Arsenal are in advanced talks to renew their sleeve sponsorship with Visit Rwanda, even as mounting pressure from supporters and human rights groups has seen Bayern Munich scale back their own partner...
Arsenal are in advanced talks to renew their sleeve sponsorship with Visit Rwanda, even as mounting pressure from supporters and human rights groups has seen Bayern Munich scale back their own partnership with the country.
Arsenal and Visit Rwand via Arsenal.com
Reports earlier this year suggested Arsenal were considering walking away from the agreement, but it now seems that the club intend to continue the partnership.
The deal, currently worth around £10 million per year, has been a fixture on Arsenal’s shirts since 2018 and was renewed in 2021. It is now due for renegotiation, and club officials have held discussions with Rwanda’s Development Board over an extension “on improved terms”.
The prospect of a renewal has angered many Arsenal fans, who have long criticised the relationship as a form of state-sponsored sportswashing. A supporter-led campaign launched in the spring urged the club to sever ties, arguing that accepting money from a regime accused of fuelling violence in the Democratic Republic of Congo undermines Arsenal’s values.
“Arsenal fans everywhere have had enough of the club that we love helping Rwanda to sportswash its reputation,” said co-organiser Chris Reed.
Reed and other concerned fans sought to raise the equivalent value of the sponsorship themselves to demonstrate that Arsenal could afford to end the deal without worrying about the money. They point to findings by the United Nations, G7, and UK government, all of whom have accused the Rwandan state of supporting armed militias in eastern Congo. The UNHCR estimates that more than seven million people have been displaced by the conflict.
The Observer, 16 February 2025 – Arsenal accused of diplomatic snub over ‘bloodstained’ Rwanda contract
The controversy has not been limited to Arsenal. At the same time as Arsenal were reportedly ignoring requests from the DRC Foreign Minister to discuss the club’s ties, Bayern were sending representatives to the country to assess the situation.
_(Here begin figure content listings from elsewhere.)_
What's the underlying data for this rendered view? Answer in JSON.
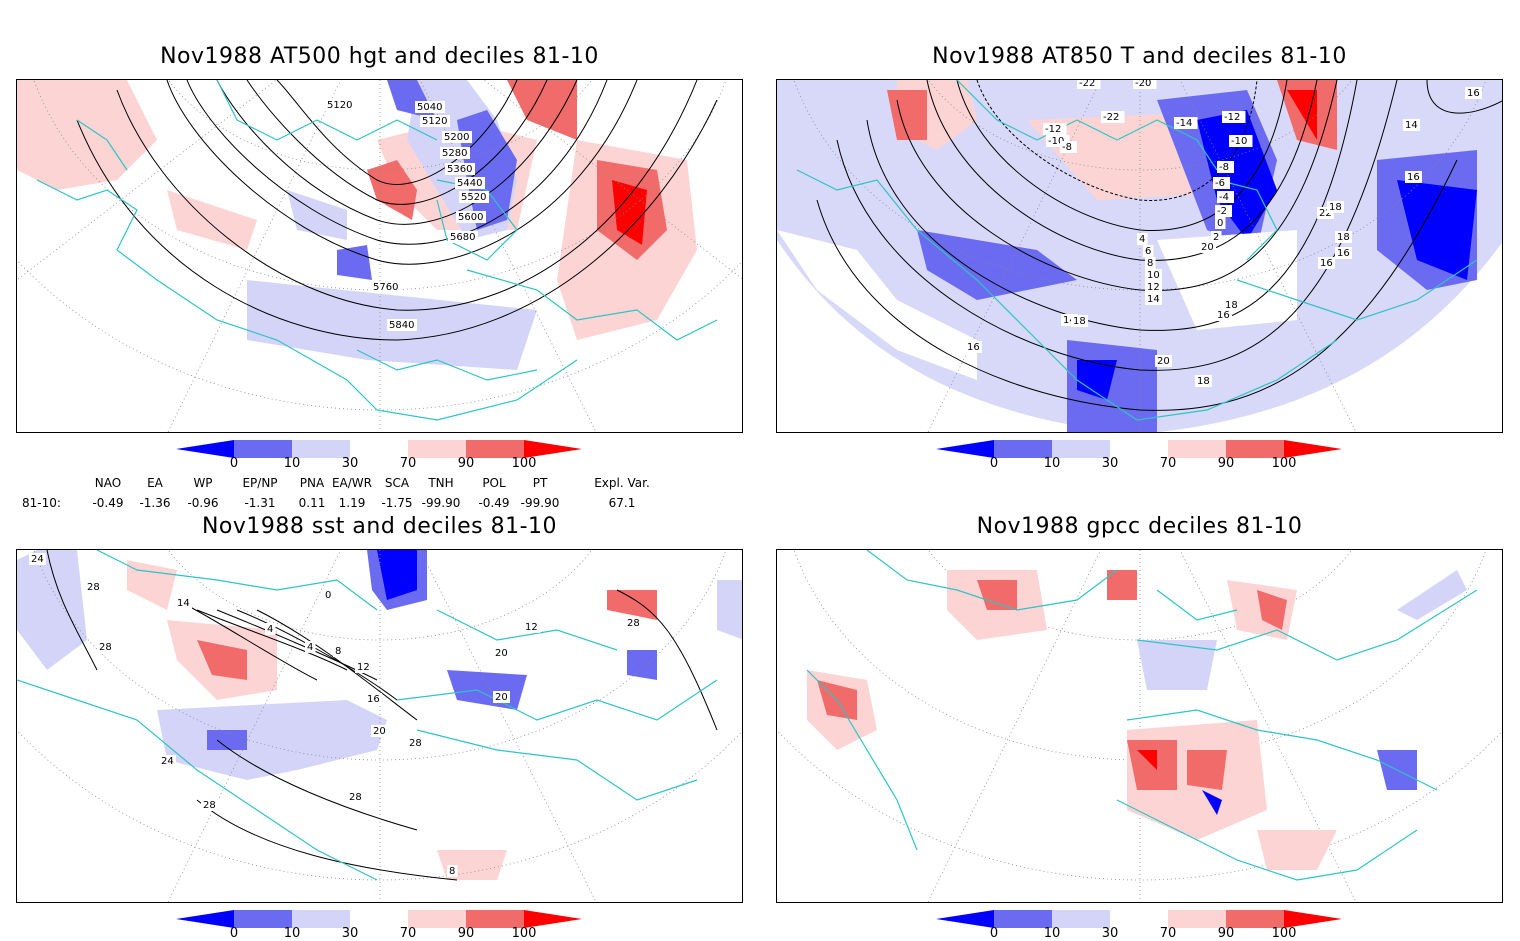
{
  "panels": [
    {
      "title": "Nov1988 AT500 hgt and deciles 81-10",
      "contour_labels": [
        "5120",
        "5040",
        "5120",
        "5200",
        "5280",
        "5360",
        "5440",
        "5520",
        "5600",
        "5680",
        "5760",
        "5840"
      ]
    },
    {
      "title": "Nov1988 AT850 T and deciles 81-10",
      "contour_labels": [
        "-22",
        "-20",
        "-22",
        "-12",
        "-10",
        "-8",
        "-14",
        "-12",
        "-10",
        "-8",
        "-6",
        "-4",
        "-2",
        "0",
        "2",
        "4",
        "6",
        "8",
        "10",
        "12",
        "14",
        "16",
        "18",
        "20",
        "22",
        "16",
        "16",
        "14",
        "18",
        "18",
        "16",
        "16",
        "14",
        "18",
        "20",
        "18",
        "16"
      ]
    },
    {
      "title": "Nov1988 sst and deciles 81-10",
      "contour_labels": [
        "24",
        "28",
        "14",
        "28",
        "0",
        "4",
        "4",
        "8",
        "12",
        "16",
        "20",
        "28",
        "24",
        "28",
        "28",
        "8",
        "12",
        "20",
        "20",
        "28"
      ]
    },
    {
      "title": "Nov1988 gpcc deciles 81-10",
      "contour_labels": []
    }
  ],
  "colorbar": {
    "ticks": [
      "0",
      "10",
      "30",
      "70",
      "90",
      "100"
    ],
    "colors": [
      "#0000ff",
      "#6b6bf2",
      "#d4d4f8",
      "#ffffff",
      "#fdd4d4",
      "#f26b6b",
      "#ff0000"
    ]
  },
  "indices": {
    "headers": [
      "NAO",
      "EA",
      "WP",
      "EP/NP",
      "PNA",
      "EA/WR",
      "SCA",
      "TNH",
      "POL",
      "PT",
      "Expl. Var."
    ],
    "row_label": "81-10:",
    "values": [
      "-0.49",
      "-1.36",
      "-0.96",
      "-1.31",
      "0.11",
      "1.19",
      "-1.75",
      "-99.90",
      "-0.49",
      "-99.90",
      "67.1"
    ]
  },
  "style": {
    "coast_color": "#2ec4c4",
    "grid_color": "#888888"
  }
}
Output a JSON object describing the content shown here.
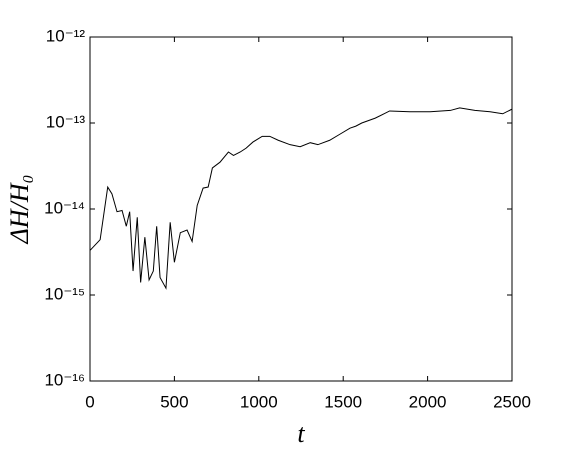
{
  "chart_data": {
    "type": "line",
    "xlabel": "t",
    "ylabel": "ΔH/H₀",
    "yscale": "log",
    "color": "#000000",
    "xlim": [
      0,
      2500
    ],
    "xticks": [
      0,
      500,
      1000,
      1500,
      2000,
      2500
    ],
    "ylim": [
      1e-16,
      1e-12
    ],
    "yticks": [
      {
        "value": 1e-16,
        "label": "10⁻¹⁶"
      },
      {
        "value": 1e-15,
        "label": "10⁻¹⁵"
      },
      {
        "value": 1e-14,
        "label": "10⁻¹⁴"
      },
      {
        "value": 1e-13,
        "label": "10⁻¹³"
      },
      {
        "value": 1e-12,
        "label": "10⁻¹²"
      }
    ],
    "x": [
      0,
      60,
      105,
      130,
      160,
      190,
      215,
      235,
      255,
      280,
      300,
      325,
      350,
      375,
      395,
      415,
      450,
      475,
      500,
      535,
      575,
      605,
      635,
      670,
      700,
      725,
      770,
      820,
      850,
      890,
      925,
      965,
      1020,
      1065,
      1115,
      1185,
      1245,
      1305,
      1350,
      1420,
      1480,
      1540,
      1575,
      1610,
      1690,
      1775,
      1895,
      2015,
      2135,
      2190,
      2280,
      2370,
      2445,
      2500
    ],
    "values": [
      3.3e-15,
      4.4e-15,
      1.8e-14,
      1.5e-14,
      9.3e-15,
      9.6e-15,
      6.3e-15,
      9.3e-15,
      1.9e-15,
      8e-15,
      1.4e-15,
      4.7e-15,
      1.5e-15,
      1.9e-15,
      6.3e-15,
      1.6e-15,
      1.2e-15,
      7e-15,
      2.4e-15,
      5.3e-15,
      5.7e-15,
      4.2e-15,
      1.1e-14,
      1.75e-14,
      1.8e-14,
      3e-14,
      3.5e-14,
      4.6e-14,
      4.2e-14,
      4.6e-14,
      5.1e-14,
      6e-14,
      7e-14,
      7e-14,
      6.3e-14,
      5.6e-14,
      5.3e-14,
      5.9e-14,
      5.6e-14,
      6.3e-14,
      7.4e-14,
      8.7e-14,
      9.2e-14,
      1e-13,
      1.14e-13,
      1.38e-13,
      1.35e-13,
      1.35e-13,
      1.4e-13,
      1.5e-13,
      1.4e-13,
      1.35e-13,
      1.28e-13,
      1.45e-13
    ]
  }
}
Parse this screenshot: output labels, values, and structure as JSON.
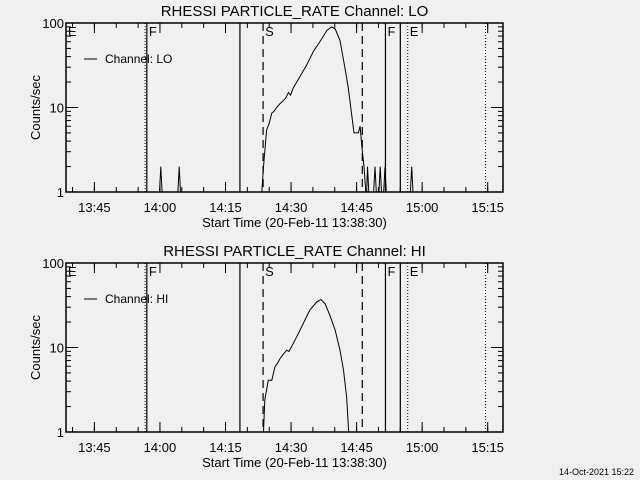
{
  "footer": {
    "timestamp": "14-Oct-2021 15:22"
  },
  "chart_data": [
    {
      "type": "line",
      "title": "RHESSI PARTICLE_RATE Channel: LO",
      "xlabel": "Start Time (20-Feb-11 13:38:30)",
      "ylabel": "Counts/sec",
      "x_units": "minutes after 13:38:30",
      "xlim": [
        0,
        100
      ],
      "ylim": [
        1,
        100
      ],
      "yscale": "log",
      "xticks": [
        6.5,
        21.5,
        36.5,
        51.5,
        66.5,
        81.5,
        96.5
      ],
      "xtick_labels": [
        "13:45",
        "14:00",
        "14:15",
        "14:30",
        "14:45",
        "15:00",
        "15:15"
      ],
      "yticks": [
        1,
        10,
        100
      ],
      "ytick_labels": [
        "1",
        "10",
        "100"
      ],
      "legend": {
        "placement": "top-left",
        "label": "Channel: LO"
      },
      "markers": [
        {
          "x": 0,
          "style": "none",
          "label": "E"
        },
        {
          "x": 18.1,
          "style": "dotted",
          "label": ""
        },
        {
          "x": 18.5,
          "style": "solid",
          "label": "F"
        },
        {
          "x": 39.8,
          "style": "solid",
          "label": ""
        },
        {
          "x": 45.1,
          "style": "dashed",
          "label": "S"
        },
        {
          "x": 67.8,
          "style": "dashed",
          "label": ""
        },
        {
          "x": 73.1,
          "style": "solid",
          "label": "F"
        },
        {
          "x": 76.5,
          "style": "solid",
          "label": ""
        },
        {
          "x": 78.2,
          "style": "dotted",
          "label": "E"
        },
        {
          "x": 96.0,
          "style": "dotted",
          "label": ""
        }
      ],
      "series": [
        {
          "name": "Channel: LO",
          "x": [
            0,
            21.4,
            21.7,
            22.0,
            25.6,
            25.9,
            26.2,
            44.8,
            45.2,
            45.9,
            46.5,
            47.1,
            47.6,
            48.2,
            48.9,
            49.7,
            50.3,
            50.9,
            51.4,
            52.0,
            53.5,
            55.1,
            56.6,
            58.1,
            59.7,
            60.8,
            61.6,
            62.7,
            63.8,
            64.6,
            65.4,
            65.9,
            66.9,
            67.3,
            67.7,
            68.2,
            68.6,
            68.8,
            69.0,
            69.3,
            70.4,
            70.7,
            71.0,
            71.6,
            71.9,
            72.2,
            72.7,
            73.0,
            73.3,
            78.8,
            79.1,
            79.4,
            100
          ],
          "y": [
            1,
            1,
            2,
            1,
            1,
            2,
            1,
            1,
            2,
            5.4,
            6.5,
            8.6,
            9.0,
            10,
            11,
            12,
            13,
            15,
            14,
            17,
            23,
            32,
            46,
            60,
            82,
            90,
            85,
            62,
            30,
            17,
            8,
            5,
            5,
            6,
            3.5,
            2,
            1,
            1,
            2,
            1,
            1,
            2,
            1,
            1,
            2,
            1,
            1,
            2,
            1,
            1,
            2,
            1,
            1
          ]
        }
      ]
    },
    {
      "type": "line",
      "title": "RHESSI PARTICLE_RATE Channel: HI",
      "xlabel": "Start Time (20-Feb-11 13:38:30)",
      "ylabel": "Counts/sec",
      "x_units": "minutes after 13:38:30",
      "xlim": [
        0,
        100
      ],
      "ylim": [
        1,
        100
      ],
      "yscale": "log",
      "xticks": [
        6.5,
        21.5,
        36.5,
        51.5,
        66.5,
        81.5,
        96.5
      ],
      "xtick_labels": [
        "13:45",
        "14:00",
        "14:15",
        "14:30",
        "14:45",
        "15:00",
        "15:15"
      ],
      "yticks": [
        1,
        10,
        100
      ],
      "ytick_labels": [
        "1",
        "10",
        "100"
      ],
      "legend": {
        "placement": "top-left",
        "label": "Channel: HI"
      },
      "markers": [
        {
          "x": 0,
          "style": "none",
          "label": "E"
        },
        {
          "x": 18.1,
          "style": "dotted",
          "label": ""
        },
        {
          "x": 18.5,
          "style": "solid",
          "label": "F"
        },
        {
          "x": 39.8,
          "style": "solid",
          "label": ""
        },
        {
          "x": 45.1,
          "style": "dashed",
          "label": "S"
        },
        {
          "x": 67.8,
          "style": "dashed",
          "label": ""
        },
        {
          "x": 73.1,
          "style": "solid",
          "label": "F"
        },
        {
          "x": 76.5,
          "style": "solid",
          "label": ""
        },
        {
          "x": 78.2,
          "style": "dotted",
          "label": "E"
        },
        {
          "x": 96.0,
          "style": "dotted",
          "label": ""
        }
      ],
      "series": [
        {
          "name": "Channel: HI",
          "x": [
            0,
            45.2,
            45.5,
            46.3,
            47.1,
            47.8,
            48.4,
            49.0,
            49.6,
            50.5,
            51.0,
            51.6,
            52.8,
            54.3,
            55.8,
            57.4,
            58.3,
            59.3,
            60.4,
            61.6,
            62.7,
            63.5,
            64.2,
            64.7,
            100
          ],
          "y": [
            1,
            1,
            2.4,
            4.1,
            4.1,
            5.9,
            6.5,
            7.4,
            8.2,
            9.3,
            9.0,
            10.2,
            13.4,
            19.3,
            27.6,
            34.6,
            37,
            33,
            24,
            16,
            9.3,
            5.4,
            2.6,
            1,
            1
          ]
        }
      ]
    }
  ]
}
The German giants, who signed a five-year partnership with Rwanda in 2023, have now revised their arrangement following protests by their own supporters.
The club announced in August that it would phase out “Visit Rwanda” branding and transition the agreement into a youth development initiative.
Photo by Cyril NDEGEYA / AFP
“The new arrangement transitions the relationship away from a commercial sponsorship to a dedicated partnership focusing on football development in Rwanda through the expansion of the FC Bayern Youth Academy in Kigali,” Bayern said in a statement.
By contrast, Arsenal’s American ownership appears to be deepening ties. At the end of September, Stan Kroenke’sLA Ramsbecame the first NFL team to sign a partnership with Visit Rwanda, extending the country’s reach into the US market and raising further questions about the multi-club agreements behind the campaign.
In the world of crazy money involved in Premier League football, the £10m a year Arsenal receive from the deal is a drop in the ocean of their overall income in any given season. You could make the argument that no business would say no to £10m, but that rests on Arsenal not being able to find another sleeve sponsorship deal, which seems highly unlikely.
This is a choice and one that sadly fits with other decisions the club have made recently where they have put everything else ahead of acting morally.
Whether Arsenal choose to follow Bayern’s lead and repurpose the relationship towards community or developmental goals remains to be seen, but for now, the message from Kigali, and increasingly from Arsenal, is that the partnership will continue unchanged, except for the amount of money the club receive.